Civil society partnerships

Reaching the most vulnerable

All major religious traditions emphasize the importance of addressing the needs of marginalized individuals and communities.

In Buddhism, karuna (compassion, or love for all beings) stands alongside prajna (wisdom) as a central pillar of the faith. An expression of karuna, and one of the most important works of merit (puya) is dana (charity) – acts of generosity to any living creature, most often towards the community of monks.  In turn monks and nuns provide care and support to those experiencing suffering.

In Christianity, human beings are created in the image and likeness of God and look to the example of Jesus to live their lives. Care of children was central to the works of Jesus (Luke 18:16) and he taught that those who perform acts of love are recognized as if they had directly served God: “For I was hungry and you gave me something to eat, I was thirsty and you gave me something to drink, I was a stranger and you invited me in, I needed clothes and you clothed me, I was sick and you looked after me, I was in prison and you came to visit me…. I tell you the truth, whatever you did for one of the least of these brothers of mine, you did for me” (Matthew 25:35–40).

In Hinduism, all are encouraged to practice compassion (daya) and generosity (dana) as the highest expressions of dharma (virtuous or righteous duty). The Bhagavadgita (17:20) teaches that we should be generous to the needy, offering our gifts at those times and in those places where support is needed most. We should do so without expectation of receiving anything in return.

In Islam social justice is a sacred value and a central tenet of the faith. Zakat and sadaqa’h are intended to balance social inequality and hence promote a more just society.
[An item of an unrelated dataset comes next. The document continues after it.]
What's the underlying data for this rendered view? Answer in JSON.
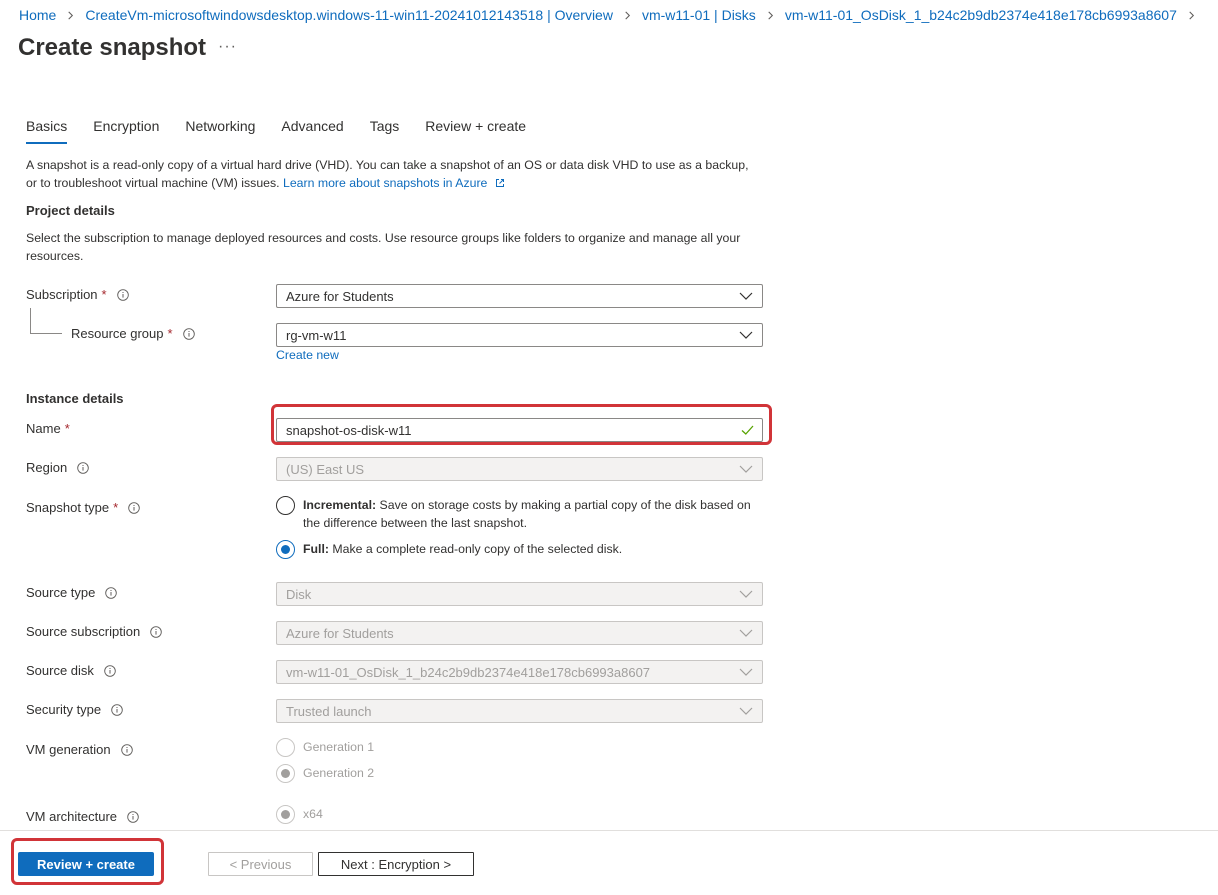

Indeed the Qur’an considers charity as one of the most virtuous deeds because it challenges social inequalities. Zakat, which is one of the five pillars of Islam, is a form of obligatory charity in which Muslims donate a specified portion of their earnings and belongings every year for the poor and needy; sadaqah is a voluntary donation of any amount at any time.

In Judaism the obligation to care for the poorest of the poor is found throughout the Torah, with special reference made to widows and orphans. Tikkun olam, meaning ‘the repair of the world’, has come to refer in modern Reform Judaism to social action work. Tzedakah (charitable giving) and gemilut hasadim (acts of kindness) are related concepts in progressive Jewish approaches to social issues.